今度こそ、練愛

やれやれ、やっとひと息つくことができるかな……と店内を見渡す。



ちょうど肩の力が抜けたところに、ぬっと視界の端から影が現れた。
足音もなく現れたのは岩倉君。



「ちょっと来て」



無表情で呼びかけて、カウンターの裏側へと誘う。



いったい、何の御用でしょう?



嫌な予感いっぱいで後を追ったら、岩倉君が冷蔵庫の中を指し示した。



「ほら、これ見て」



ピンク色の花を指差した岩倉君は不機嫌そうな顔で私を見据える。どんな答えを返したらいいのかと悩み始める私を見て、今度は大きな溜め息。

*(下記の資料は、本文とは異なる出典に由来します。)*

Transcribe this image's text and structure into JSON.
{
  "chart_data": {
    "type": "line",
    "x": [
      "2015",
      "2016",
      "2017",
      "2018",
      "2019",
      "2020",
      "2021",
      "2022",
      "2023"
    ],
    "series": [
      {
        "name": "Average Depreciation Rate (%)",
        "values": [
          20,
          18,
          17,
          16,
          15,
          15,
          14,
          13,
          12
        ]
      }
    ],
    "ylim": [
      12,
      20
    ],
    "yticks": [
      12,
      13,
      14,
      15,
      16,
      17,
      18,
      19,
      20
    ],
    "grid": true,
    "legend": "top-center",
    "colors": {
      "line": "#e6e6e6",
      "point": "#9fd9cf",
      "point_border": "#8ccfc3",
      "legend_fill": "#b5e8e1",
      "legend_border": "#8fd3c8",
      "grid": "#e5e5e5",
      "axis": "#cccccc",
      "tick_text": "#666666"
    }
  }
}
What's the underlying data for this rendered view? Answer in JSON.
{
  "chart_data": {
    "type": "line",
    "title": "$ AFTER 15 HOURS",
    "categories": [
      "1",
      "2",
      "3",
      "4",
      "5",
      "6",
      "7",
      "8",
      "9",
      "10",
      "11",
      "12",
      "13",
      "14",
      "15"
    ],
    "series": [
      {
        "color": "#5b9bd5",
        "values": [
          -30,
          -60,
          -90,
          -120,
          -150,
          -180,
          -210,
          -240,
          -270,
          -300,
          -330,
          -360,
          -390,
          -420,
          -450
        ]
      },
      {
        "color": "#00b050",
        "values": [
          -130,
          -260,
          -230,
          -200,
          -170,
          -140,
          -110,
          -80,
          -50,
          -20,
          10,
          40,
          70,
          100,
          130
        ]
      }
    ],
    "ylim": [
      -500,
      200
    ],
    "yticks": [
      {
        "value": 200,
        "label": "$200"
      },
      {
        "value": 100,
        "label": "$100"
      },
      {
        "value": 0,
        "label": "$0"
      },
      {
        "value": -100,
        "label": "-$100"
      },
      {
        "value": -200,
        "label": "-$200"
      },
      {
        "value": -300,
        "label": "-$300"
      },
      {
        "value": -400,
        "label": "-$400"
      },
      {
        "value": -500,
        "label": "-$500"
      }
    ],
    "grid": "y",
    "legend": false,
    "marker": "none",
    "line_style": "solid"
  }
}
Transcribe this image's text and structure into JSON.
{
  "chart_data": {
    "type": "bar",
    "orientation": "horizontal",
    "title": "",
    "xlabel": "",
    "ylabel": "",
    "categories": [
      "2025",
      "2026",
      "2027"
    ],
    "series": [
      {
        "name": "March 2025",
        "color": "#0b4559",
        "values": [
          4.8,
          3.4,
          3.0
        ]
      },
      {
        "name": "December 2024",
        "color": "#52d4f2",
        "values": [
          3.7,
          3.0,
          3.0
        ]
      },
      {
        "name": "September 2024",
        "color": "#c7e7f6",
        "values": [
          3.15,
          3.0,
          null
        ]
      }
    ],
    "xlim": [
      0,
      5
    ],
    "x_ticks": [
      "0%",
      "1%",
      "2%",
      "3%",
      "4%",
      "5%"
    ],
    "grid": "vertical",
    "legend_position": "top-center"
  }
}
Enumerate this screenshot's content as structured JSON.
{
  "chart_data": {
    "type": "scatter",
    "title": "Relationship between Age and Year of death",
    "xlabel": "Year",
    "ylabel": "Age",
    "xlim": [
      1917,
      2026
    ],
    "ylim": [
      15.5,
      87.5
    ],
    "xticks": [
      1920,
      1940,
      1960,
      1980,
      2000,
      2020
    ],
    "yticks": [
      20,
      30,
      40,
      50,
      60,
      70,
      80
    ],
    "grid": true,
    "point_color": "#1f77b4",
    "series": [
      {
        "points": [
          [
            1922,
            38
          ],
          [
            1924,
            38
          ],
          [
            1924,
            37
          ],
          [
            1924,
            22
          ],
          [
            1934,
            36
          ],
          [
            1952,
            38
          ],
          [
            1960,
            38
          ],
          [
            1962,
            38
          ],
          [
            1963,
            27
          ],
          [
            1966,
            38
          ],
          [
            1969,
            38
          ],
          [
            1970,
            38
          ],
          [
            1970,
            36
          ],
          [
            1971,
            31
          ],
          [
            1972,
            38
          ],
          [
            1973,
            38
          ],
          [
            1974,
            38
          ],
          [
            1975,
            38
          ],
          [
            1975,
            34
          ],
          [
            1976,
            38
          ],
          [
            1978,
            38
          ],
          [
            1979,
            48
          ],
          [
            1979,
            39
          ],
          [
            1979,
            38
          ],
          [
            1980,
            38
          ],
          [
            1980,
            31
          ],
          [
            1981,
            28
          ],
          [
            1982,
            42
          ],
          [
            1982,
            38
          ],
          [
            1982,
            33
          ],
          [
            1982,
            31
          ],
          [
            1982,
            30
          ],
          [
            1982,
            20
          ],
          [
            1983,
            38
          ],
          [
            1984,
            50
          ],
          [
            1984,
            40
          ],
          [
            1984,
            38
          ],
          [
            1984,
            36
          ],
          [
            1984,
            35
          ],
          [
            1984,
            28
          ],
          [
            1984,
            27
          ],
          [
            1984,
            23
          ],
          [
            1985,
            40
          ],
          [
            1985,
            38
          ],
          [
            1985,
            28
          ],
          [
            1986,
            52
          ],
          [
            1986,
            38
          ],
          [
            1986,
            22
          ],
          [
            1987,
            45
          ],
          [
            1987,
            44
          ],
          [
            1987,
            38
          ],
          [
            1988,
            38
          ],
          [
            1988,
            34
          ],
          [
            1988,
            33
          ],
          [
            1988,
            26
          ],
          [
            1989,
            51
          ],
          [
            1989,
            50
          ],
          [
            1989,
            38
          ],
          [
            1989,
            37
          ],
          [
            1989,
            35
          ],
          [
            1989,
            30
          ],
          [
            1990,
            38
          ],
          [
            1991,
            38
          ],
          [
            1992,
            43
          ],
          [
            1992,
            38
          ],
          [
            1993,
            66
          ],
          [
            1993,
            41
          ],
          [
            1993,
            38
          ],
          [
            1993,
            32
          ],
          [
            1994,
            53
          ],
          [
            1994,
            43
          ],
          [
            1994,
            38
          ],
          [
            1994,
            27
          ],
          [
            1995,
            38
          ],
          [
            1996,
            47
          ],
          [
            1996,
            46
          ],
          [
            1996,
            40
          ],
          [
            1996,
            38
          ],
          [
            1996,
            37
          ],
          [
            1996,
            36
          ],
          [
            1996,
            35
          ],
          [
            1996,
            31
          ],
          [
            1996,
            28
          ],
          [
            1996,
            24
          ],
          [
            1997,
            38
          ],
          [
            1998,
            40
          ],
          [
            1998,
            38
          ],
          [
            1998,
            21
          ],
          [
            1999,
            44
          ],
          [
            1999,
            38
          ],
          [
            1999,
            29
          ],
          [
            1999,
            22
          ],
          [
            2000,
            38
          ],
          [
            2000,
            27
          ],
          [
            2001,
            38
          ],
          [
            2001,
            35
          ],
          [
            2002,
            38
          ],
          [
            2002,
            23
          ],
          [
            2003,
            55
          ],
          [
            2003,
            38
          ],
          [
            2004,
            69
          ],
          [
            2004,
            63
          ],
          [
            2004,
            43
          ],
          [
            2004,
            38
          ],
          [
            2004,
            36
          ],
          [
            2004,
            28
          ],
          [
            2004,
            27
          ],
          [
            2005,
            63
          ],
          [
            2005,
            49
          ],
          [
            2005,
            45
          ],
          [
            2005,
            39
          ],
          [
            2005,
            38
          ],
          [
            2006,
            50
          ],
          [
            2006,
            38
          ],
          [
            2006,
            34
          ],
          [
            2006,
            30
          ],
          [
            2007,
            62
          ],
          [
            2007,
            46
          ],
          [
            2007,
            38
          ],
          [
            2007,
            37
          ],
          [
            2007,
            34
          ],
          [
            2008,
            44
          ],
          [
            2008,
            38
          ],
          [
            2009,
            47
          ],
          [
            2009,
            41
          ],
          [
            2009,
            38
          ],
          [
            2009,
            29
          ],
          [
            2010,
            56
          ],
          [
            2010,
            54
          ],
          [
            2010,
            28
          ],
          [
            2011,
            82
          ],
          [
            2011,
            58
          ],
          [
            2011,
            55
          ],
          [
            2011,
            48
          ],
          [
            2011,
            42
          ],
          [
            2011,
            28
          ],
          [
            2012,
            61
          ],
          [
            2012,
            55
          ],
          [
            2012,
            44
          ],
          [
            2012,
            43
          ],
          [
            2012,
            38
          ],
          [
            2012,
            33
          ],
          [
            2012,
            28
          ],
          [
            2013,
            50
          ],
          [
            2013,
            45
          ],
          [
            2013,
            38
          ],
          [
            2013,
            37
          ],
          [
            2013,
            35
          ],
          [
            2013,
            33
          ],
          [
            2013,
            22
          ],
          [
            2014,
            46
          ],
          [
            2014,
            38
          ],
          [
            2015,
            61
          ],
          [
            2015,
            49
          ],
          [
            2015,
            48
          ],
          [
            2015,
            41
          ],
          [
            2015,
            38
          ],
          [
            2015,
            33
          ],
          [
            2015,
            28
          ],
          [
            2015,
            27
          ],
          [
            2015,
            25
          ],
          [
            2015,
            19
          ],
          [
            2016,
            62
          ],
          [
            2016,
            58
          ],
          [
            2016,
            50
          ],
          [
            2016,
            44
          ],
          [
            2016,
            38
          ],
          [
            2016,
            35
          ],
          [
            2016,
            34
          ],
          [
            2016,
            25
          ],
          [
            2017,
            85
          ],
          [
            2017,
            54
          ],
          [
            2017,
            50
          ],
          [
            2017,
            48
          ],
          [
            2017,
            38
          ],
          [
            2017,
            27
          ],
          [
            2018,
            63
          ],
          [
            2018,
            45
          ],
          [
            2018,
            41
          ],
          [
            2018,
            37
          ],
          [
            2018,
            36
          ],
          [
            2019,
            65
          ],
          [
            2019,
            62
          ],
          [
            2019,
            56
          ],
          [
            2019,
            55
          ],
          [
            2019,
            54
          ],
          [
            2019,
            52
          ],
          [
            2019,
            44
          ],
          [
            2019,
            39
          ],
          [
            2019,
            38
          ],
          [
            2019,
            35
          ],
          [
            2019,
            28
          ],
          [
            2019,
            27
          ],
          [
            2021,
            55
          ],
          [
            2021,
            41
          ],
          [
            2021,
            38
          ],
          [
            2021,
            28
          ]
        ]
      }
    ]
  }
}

「あのさ、花の名前知らないの? この花、さっきのお客さんが言ってたトルコキキョウ。ちゃんとピンクがあったんだけど?」



岩倉君の歯切れの良い言葉が私を突き刺すように責める。焦りとともに背筋を走るひやりとした感覚に、髪の毛が逆立ちそうになる。



「すみません、何という名前かわからなくて……、似たような形の花を探したんですけど見つからなくて」



私の精一杯の言い訳。
だって花の名前がわからなかったのは本当のことだから、それ以上弁解のしようがない。
それにもうお客さんは他の花で満足してくれたのだから、今更蒸し返さなくてもいいじゃない。